STATEMENT BY BRETT HERRON, GOOD SECRETARY-GENERAL AND MEMBER OF THE WESTERN CAPE PROVINCIAL PARLIAMENT
7 July 2021
The City of Cape Town has reneged on its agreement to collect portable toilets from KTC and Nyanga leaving residents to live with the consequences for the past eight days.
In 2013, portaloos – or portapotties, as some residents call them – were introduced as an interim measure to provide services to residents living without sewerage infrastructure.
There was significant resistance to this form of sanitation service that led to the infamous pooh-throwing protests at prominent places like the Cape Town International Airport and Western Cape Provincial Parliament.
Residents ultimately agreed to accept portaloos on the basis of an agreement with the City that they would be collected for cleaning and replaced with empty containers five times a week.
Residents should have had seven collections since the last service on 29 June 2021, but the City has failed to get its contract with service providers renewed on time to provide uninterrupted service.
Last night residents protested the failure of this most basic service and the conditions in which they are forced to live – with ten days of faecal content and the stench.
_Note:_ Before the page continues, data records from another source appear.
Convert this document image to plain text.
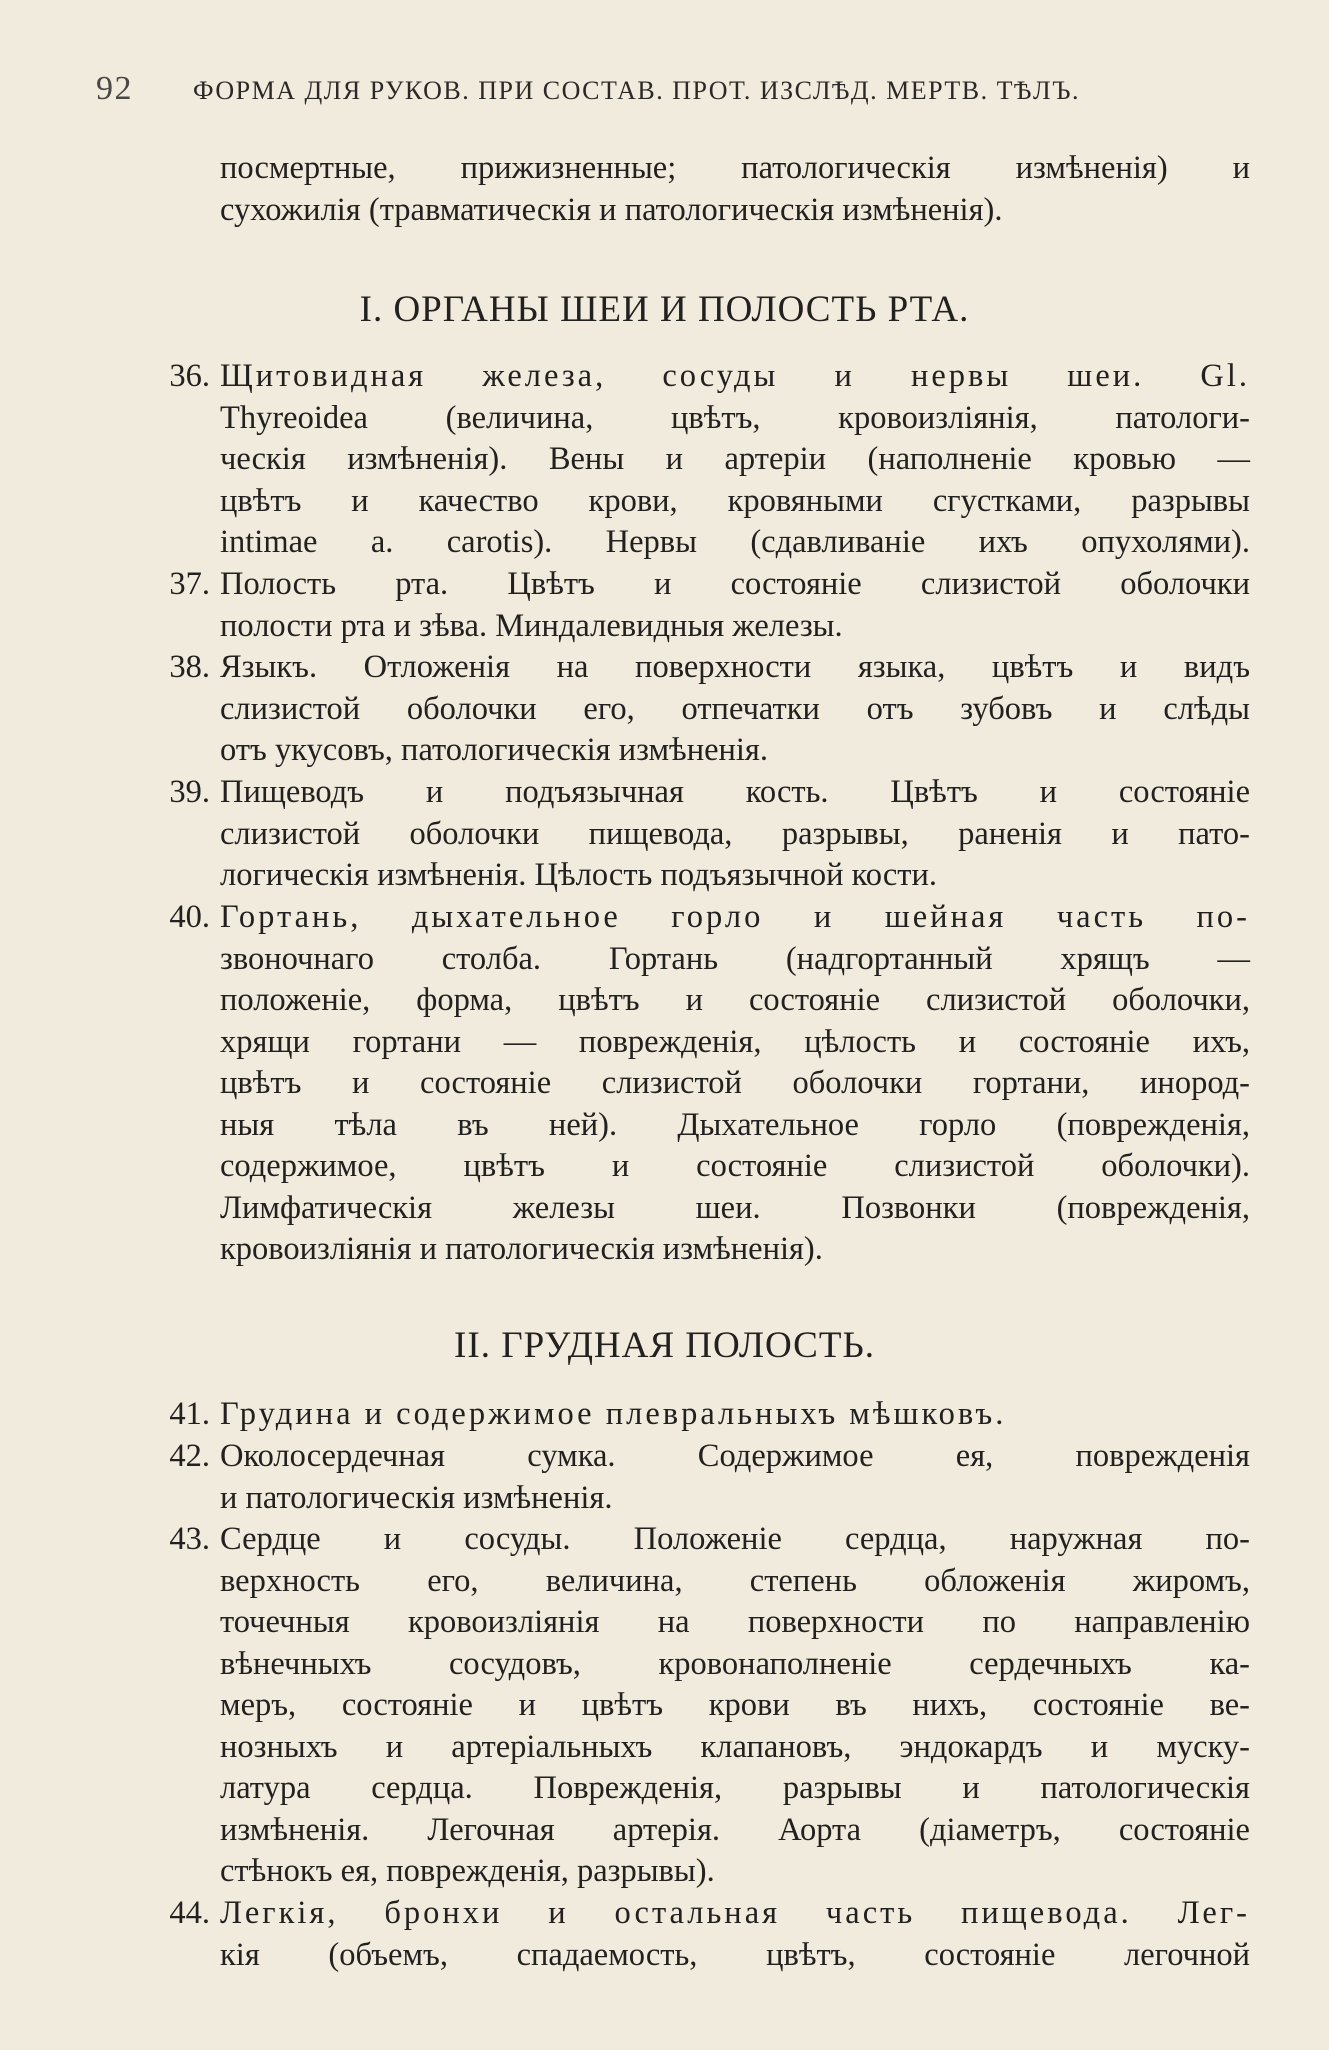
92 ФОРМА ДЛЯ РУКОВ. ПРИ СОСТАВ. ПРОТ. ИЗСЛѢД. МЕРТВ. ТѢЛЪ.
посмертные, прижизненные; патологическія измѣненія) и
сухожилія (травматическія и патологическія измѣненія).
I. ОРГАНЫ ШЕИ И ПОЛОСТЬ РТА.
36. Щитовидная железа, сосуды и нервы шеи. Gl.
Thyreoidea (величина, цвѣтъ, кровоизліянія, патологи-
ческія измѣненія). Вены и артеріи (наполненіе кровью —
цвѣтъ и качество крови, кровяными сгустками, разрывы
intimae a. carotis). Нервы (сдавливаніе ихъ опухолями).
37. Полость рта. Цвѣтъ и состояніе слизистой оболочки
полости рта и зѣва. Миндалевидныя железы.
38. Языкъ. Отложенія на поверхности языка, цвѣтъ и видъ
слизистой оболочки его, отпечатки отъ зубовъ и слѣды
отъ укусовъ, патологическія измѣненія.
39. Пищеводъ и подъязычная кость. Цвѣтъ и состояніе
слизистой оболочки пищевода, разрывы, раненія и пато-
логическія измѣненія. Цѣлость подъязычной кости.
40. Гортань, дыхательное горло и шейная часть по-
звоночнаго столба. Гортань (надгортанный хрящъ —
положеніе, форма, цвѣтъ и состояніе слизистой оболочки,
хрящи гортани — поврежденія, цѣлость и состояніе ихъ,
цвѣтъ и состояніе слизистой оболочки гортани, инород-
ныя тѣла въ ней). Дыхательное горло (поврежденія,
содержимое, цвѣтъ и состояніе слизистой оболочки).
Лимфатическія железы шеи. Позвонки (поврежденія,
кровоизліянія и патологическія измѣненія).
II. ГРУДНАЯ ПОЛОСТЬ.
41. Грудина и содержимое плевральныхъ мѣшковъ.
42. Околосердечная сумка. Содержимое ея, поврежденія
и патологическія измѣненія.
43. Сердце и сосуды. Положеніе сердца, наружная по-
верхность его, величина, степень обложенія жиромъ,
точечныя кровоизліянія на поверхности по направленію
вѣнечныхъ сосудовъ, кровонаполненіе сердечныхъ ка-
меръ, состояніе и цвѣтъ крови въ нихъ, состояніе ве-
нозныхъ и артеріальныхъ клапановъ, эндокардъ и муску-
латура сердца. Поврежденія, разрывы и патологическія
измѣненія. Легочная артерія. Аорта (діаметръ, состояніе
стѣнокъ ея, поврежденія, разрывы).
44. Легкія, бронхи и остальная часть пищевода. Лег-
кія (объемъ, спадаемость, цвѣтъ, состояніе легочной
Instead of sending in the sanitation department to sort out the failed sanitation service, the City sent Law Enforcement to control the protestors.
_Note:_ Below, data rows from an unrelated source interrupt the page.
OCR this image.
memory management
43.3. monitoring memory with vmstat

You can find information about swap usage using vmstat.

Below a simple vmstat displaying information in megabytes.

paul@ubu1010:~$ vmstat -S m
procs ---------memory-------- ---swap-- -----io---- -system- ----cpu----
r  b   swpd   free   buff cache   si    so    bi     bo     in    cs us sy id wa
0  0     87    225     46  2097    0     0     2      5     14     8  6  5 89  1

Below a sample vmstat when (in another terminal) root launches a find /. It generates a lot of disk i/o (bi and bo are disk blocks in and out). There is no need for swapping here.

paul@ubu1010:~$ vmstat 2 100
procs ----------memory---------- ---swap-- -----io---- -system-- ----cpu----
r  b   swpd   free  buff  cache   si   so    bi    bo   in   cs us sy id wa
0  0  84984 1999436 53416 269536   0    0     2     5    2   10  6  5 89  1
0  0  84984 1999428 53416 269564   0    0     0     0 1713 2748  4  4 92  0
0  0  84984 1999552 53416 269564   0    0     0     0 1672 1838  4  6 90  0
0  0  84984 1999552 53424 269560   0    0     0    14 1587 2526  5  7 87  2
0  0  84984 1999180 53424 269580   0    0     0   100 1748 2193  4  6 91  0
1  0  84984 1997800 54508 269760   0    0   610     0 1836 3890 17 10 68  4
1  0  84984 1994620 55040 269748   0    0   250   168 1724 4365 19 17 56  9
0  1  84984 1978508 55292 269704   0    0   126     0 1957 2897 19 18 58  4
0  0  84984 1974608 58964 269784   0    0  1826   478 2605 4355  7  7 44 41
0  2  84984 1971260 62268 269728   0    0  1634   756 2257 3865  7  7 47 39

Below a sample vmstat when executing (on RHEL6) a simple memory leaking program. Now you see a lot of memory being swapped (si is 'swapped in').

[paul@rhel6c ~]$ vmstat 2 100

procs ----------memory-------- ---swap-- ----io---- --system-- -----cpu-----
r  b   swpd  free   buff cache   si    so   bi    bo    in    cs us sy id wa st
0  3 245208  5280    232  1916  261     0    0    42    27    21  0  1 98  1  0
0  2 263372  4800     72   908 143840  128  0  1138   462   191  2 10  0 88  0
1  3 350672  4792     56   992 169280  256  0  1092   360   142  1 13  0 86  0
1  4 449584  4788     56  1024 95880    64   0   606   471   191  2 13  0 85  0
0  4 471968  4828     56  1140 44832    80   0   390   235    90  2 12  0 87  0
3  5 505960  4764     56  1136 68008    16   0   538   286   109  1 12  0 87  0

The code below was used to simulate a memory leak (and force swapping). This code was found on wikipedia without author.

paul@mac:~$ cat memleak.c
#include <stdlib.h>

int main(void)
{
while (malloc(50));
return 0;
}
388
The fact that the City has more law enforcement capacity than sanitation services capacity says all we need to know about the current City of Cape Town government.
I have written to Mayor Dan Plato asking him to step in and resolve this. I don’t expect a reply since his government regard themselves as unaccountable to residents and to parliamentary oversight.
Residents can hold them accountable by exercising their right to vote in the local government elections.